Pochi sanno che Antonio Gramsci, storico ideologo del Partito Comunista Italiano, osannato e idolatrato dalle sinistre ed entrato (a ragione o a torto) a far parte dell’olimpo culturale italico del ’900, aveva un fratello minore, che lungi dall’essersi tesserato al PCI, fu un fedele fascista della prima ora, e rimase tale fino alla fine, arruolandosi anche nell’esercito della Repubblica Sociale Italiana.
Come avrete intuito dal titolo, il suo nome era Mario. Mario Gramsci. Diversamente dal fratello, morì in solitudine e dimenticato da tutti, anche per l’opera di cancellazione storica e mistificazione operata dai cosiddetti “vincitori”. Mario venne messo da parte, quasi come fosse una vergogna per la memoria del fratello, seppure il Gramsci di serie “B” non commise mai nella sua vita — almeno secondo i pochi dati storici a disposizione — alcun crimine e alcun reato contro il popolo italico per il quale combatté tre guerre, tranne quello di essere stato fascista convinto fino alla morte.

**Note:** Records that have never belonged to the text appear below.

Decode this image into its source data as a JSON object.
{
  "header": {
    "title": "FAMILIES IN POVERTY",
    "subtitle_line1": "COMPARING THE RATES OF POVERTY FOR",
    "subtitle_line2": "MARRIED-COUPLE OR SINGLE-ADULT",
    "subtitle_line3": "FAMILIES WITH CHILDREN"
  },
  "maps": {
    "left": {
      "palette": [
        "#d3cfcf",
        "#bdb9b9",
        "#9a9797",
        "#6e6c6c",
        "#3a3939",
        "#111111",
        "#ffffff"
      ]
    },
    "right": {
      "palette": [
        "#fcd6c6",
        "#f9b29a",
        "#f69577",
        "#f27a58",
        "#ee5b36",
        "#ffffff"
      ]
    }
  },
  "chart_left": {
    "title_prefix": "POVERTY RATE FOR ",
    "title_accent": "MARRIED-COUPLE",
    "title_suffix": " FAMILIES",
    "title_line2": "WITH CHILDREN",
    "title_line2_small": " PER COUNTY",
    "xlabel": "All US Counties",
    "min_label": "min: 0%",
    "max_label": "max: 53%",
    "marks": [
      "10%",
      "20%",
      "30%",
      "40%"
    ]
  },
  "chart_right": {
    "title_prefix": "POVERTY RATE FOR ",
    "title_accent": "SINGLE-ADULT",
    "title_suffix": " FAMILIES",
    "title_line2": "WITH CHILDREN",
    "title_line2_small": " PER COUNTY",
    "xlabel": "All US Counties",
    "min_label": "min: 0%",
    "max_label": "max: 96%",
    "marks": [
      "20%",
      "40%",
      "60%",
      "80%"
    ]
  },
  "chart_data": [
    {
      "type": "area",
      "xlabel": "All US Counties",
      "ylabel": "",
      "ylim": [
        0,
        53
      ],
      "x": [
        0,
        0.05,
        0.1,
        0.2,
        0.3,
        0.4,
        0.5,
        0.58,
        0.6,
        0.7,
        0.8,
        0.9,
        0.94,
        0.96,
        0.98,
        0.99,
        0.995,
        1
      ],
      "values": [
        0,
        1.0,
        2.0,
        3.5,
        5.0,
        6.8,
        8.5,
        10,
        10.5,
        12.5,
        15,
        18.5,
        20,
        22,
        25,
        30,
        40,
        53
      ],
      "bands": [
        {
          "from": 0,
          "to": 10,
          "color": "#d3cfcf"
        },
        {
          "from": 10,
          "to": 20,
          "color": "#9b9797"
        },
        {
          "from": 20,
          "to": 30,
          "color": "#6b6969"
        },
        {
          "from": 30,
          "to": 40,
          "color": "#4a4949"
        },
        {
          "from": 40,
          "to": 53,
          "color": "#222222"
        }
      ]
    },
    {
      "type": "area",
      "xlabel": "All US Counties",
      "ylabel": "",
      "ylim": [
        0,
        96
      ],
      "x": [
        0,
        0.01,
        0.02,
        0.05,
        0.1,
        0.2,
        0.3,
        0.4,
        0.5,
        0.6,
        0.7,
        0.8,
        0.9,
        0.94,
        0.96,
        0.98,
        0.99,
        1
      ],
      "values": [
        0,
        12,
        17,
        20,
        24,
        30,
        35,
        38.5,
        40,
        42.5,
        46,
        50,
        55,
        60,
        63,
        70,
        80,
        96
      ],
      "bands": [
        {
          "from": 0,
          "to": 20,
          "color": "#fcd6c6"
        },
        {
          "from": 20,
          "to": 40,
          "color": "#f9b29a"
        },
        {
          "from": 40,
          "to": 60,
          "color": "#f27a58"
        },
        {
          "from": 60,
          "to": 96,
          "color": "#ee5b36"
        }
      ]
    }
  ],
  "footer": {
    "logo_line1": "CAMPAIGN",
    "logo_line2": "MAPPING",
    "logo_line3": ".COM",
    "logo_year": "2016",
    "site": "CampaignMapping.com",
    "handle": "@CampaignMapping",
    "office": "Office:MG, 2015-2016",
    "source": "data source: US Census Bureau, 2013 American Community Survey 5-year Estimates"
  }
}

Come il più famoso fratello, nacque in Sardegna, a Sorgono, nel 1893, dove vi visse fino alla Prima Guerra Mondiale. Si arruolò e combatté per l’Italia con il grado di sottotenente. Quando il conflitto terminò, divenne un convinto sostenitore del Fascismo al quale aderì, partecipando alla marcia su Roma e diventando poi segretario federale del PNF di Varese.
L’adesione al Partito Fascista gli procurò diversi problemi con il più noto fratello. Antonio infatti tentò vanamente di convincerlo a convertirsi al Comunismo, o quantomeno tentò di fargli rinunciare all’ideale fascista. Ma Mario era una persona tutta d’un pezzo. Un forte idealista come lo stesso Antonio, e diversamente dal fratello, era un convinto sostenitore del Fascismo. Perciò non cambiò (mai) idea, nonostante venne pure picchiato e ridotto in fin di vita per questo.
Questa diversità di vedute politiche causò una frattura fra i due, che non verrà mai sanata. Ciononostante, Antonio nel 1927 scrisse dalla prigione una lettera alla madre, esprimendo il desiderio di ringraziare Mario per l’interessamento che aveva avuto in relazione alle sue condizioni di salute. La storia però ci dice che Mario fece qualcosa di più: con altri socialisti convertitisi al fascismo, premettero con il regime affinché l’intellettuale comunista potesse avere le migliori cure e potesse ottenere una prigionia meno pesante. E non a caso, così accadde. Ad Antonio Gramsci venne riconosciuta una sorta di libertà condizionata che gli permetteva una maggiore libertà.
Link Sponsorizzati
Intanto Mario lasciato l’incarico di segretario provinciale del PFN si dedicò al commerciò, almeno fino al 1935, quando decise di partire volontario per la guerra di Etiopia. Avventuriero e convinto sostenitore dell’ideale fascista, combatté anche in Libia fino alla disfatta del 1943. Allora tornò in patria, ma l’Italia stava perdendo la guerra. Mussolini aveva fondato la Repubblica Sociale. Mario Gramsci vi aderì senza alcun tentennamento, combattendo nell’esercito della RSI, finché non venne catturato dagli inglesi che lo trasferirono in un campo di concentramento in Australia, dove venne torturato e seviziato. Vi rimase per due anni, poi fu ricondotto in Italia nel 1945, a guerra finita. Morì fascista e dimenticato da tutti nel 1947, in seguito ai traumi subiti durante la prigionia.
Bibliografia consigliata: Marcello Veneziani, I vinti: i perdenti della globalizzazione e loro elogio finale, 2004.